[tex-hyphen] Google Books corpus

Tue Jul 12 18:41:45 CEST 2011

schrieb Aleks Kleyn:

> Few words about Google errors mentioned bellow. As far as understand
> they restored text from scanned image. This is artificial
> intelligence, the field which evolves slowly.

While OCR in general is a hard problem, those 'typical errors' I
referred to can very well be tackled by a dictionary approach.  In the
German language a word cannot start with 'ß'.  So a words starting with
that letter has a high probability of being an erroneous match and can
automatically be fed into a dictionary assisted recognition stage.  The
same is true for words starting with exactly two capital letters 'AV'.

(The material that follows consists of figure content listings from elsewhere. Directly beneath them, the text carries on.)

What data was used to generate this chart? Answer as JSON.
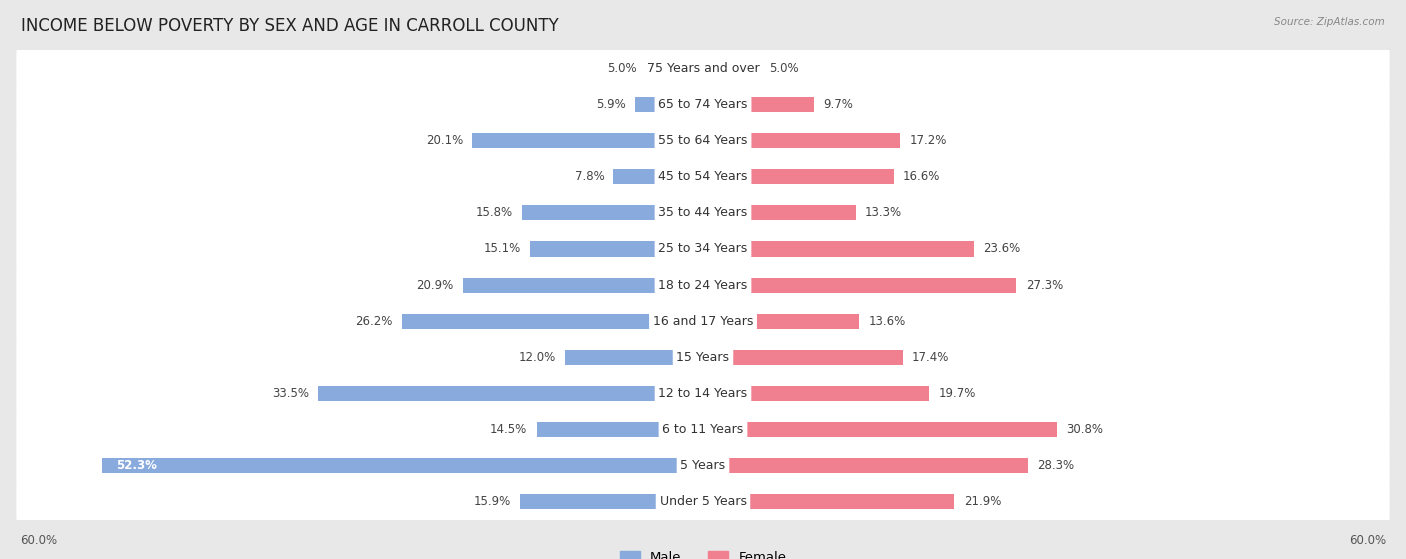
{
  "title": "INCOME BELOW POVERTY BY SEX AND AGE IN CARROLL COUNTY",
  "source": "Source: ZipAtlas.com",
  "categories": [
    "Under 5 Years",
    "5 Years",
    "6 to 11 Years",
    "12 to 14 Years",
    "15 Years",
    "16 and 17 Years",
    "18 to 24 Years",
    "25 to 34 Years",
    "35 to 44 Years",
    "45 to 54 Years",
    "55 to 64 Years",
    "65 to 74 Years",
    "75 Years and over"
  ],
  "male": [
    15.9,
    52.3,
    14.5,
    33.5,
    12.0,
    26.2,
    20.9,
    15.1,
    15.8,
    7.8,
    20.1,
    5.9,
    5.0
  ],
  "female": [
    21.9,
    28.3,
    30.8,
    19.7,
    17.4,
    13.6,
    27.3,
    23.6,
    13.3,
    16.6,
    17.2,
    9.7,
    5.0
  ],
  "male_color": "#88aadd",
  "female_color": "#f08090",
  "background_color": "#e8e8e8",
  "row_bg_color": "#ffffff",
  "xlim": 60.0,
  "title_fontsize": 12,
  "label_fontsize": 9,
  "value_fontsize": 8.5,
  "legend_male": "Male",
  "legend_female": "Female"
}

Note, I'm only speaking of the simple cases where the rest of the word
is already spelled correctly.  The presence of such typical errors
indicates Google (so far) doesn't use a dictionary to decrease the error
rate.

Best regards,
Stephan Hennig

> -----Original Message-----
> From: tex-hyphen-bounces at tug.org [mailto:tex-hyphen-bounces at tug.org] On
> Behalf Of Stephan Hennig
> Sent: Thursday, June 30, 2011 7:25 PM
> To: About TeX hyphenation patterns, old and new.
> Subject: [tex-hyphen] Google Books corpus
> 
> Additionally, the German corpus contains lots of
> typical OCR errors like
> 
>     incorrect                correct
> 
>   ßrot                     Brot
>   AVahrscheinlichkeit      Wahrscheinlichkeit
> 
> that I would have expected to be handled better by Google.  (Well, there
> are many of such typical errors, but with low frequencies each so that
> in total they shouldn't generate significant skew to the data.)